TV-Tipp: Mit Scarlett Johansson und Ewan McGregor auf „Die Insel“

Ein Schreckensszenario mit aktuellem Bezug: Nach einer globalen Epidemie ist die Erde unbewohnbar geworden. Die Überlebenden verstecken sich in einem unterirdischen Komplex – und hoffen, eines Tages auf die Insel zu dürfen. Denn dieser legendäre Ort ist als einziger noch unverseucht. Auch Lincoln (Ewan McGregor) und Jordan (Scarlett Johansson) teilen diesen Traum. Doch nach und nach bekommt Lincoln einen schrecklichen Verdacht: Die Insel gibt es gar nicht. Und die Erde ist vielleicht gar nicht so zerstört, wie man ihnen erzählt hat …

Der dystopische Thriller „Die Insel“ stammt zwar aus dem Jahr 2005. Insbesondere die Idee einer von einer Krankheit entvölkerten Welt allerdings erscheint in Zeiten von Corona aktuell wie lange nicht. Doch einen langsamen, zerebralen Sci-Fi-Film sollte man hier nicht erwarten. Regisseur Michael Bay war schon damals für seine Actionfilme bekannt. „Bad Boys“, „Armageddon“ und „Pearl Harbor“ hatte er bereits veröffentlicht. Wie diese Streifen wartet auch „Die Insel“ vor allem in der zweiten Hälfte mit spektakulären Verfolgungsjagden, halsbrecherischen Situationen und bombastisch inszenierten Explosionen auf.
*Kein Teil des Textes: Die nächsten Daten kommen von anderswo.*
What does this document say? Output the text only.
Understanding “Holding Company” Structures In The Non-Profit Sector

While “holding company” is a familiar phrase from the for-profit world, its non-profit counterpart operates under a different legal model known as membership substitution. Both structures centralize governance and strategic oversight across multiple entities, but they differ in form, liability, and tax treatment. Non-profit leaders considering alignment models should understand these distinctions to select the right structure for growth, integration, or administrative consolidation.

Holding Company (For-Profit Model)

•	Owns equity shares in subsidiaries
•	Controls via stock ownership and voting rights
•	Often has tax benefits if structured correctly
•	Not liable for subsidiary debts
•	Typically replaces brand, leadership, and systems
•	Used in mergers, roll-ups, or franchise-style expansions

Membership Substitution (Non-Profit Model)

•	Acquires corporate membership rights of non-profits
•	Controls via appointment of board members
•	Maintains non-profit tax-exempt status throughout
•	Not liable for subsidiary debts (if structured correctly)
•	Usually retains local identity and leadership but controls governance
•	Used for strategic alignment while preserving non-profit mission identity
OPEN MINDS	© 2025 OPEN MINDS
Heute jedoch, nachdem Bay fünf Filme der „Transformers“-Reihe gedreht hat, erscheint „Die Insel“ im Rückblick geradezu tiefgründig. Immerhin geht es nicht um CGI-Roboter, die in unübersichtlichen Kämpfen aufeinanderprallen, sondern tatsächlich um Menschen. Zu dem verhältnismäßigen Anspruch tragen die beiden Hauptdarsteller*innen das Ihre bei. Denn schon vor 15 Jahren hatten Johansson und McGregor in verschiedenen Produktionen ihr Können bewiesen. Seitdem haben sie immer wieder dazu Gelegenheit gehabt. So war Scarlett Johansson erst kürzlich in unserem TV-Tipp vom letzten Dienstag, „Hail, Ceasar!“ im ARD zu sehen.

„Die Insel“ läuft heute um 20.15 Uhr auf Kabel Eins.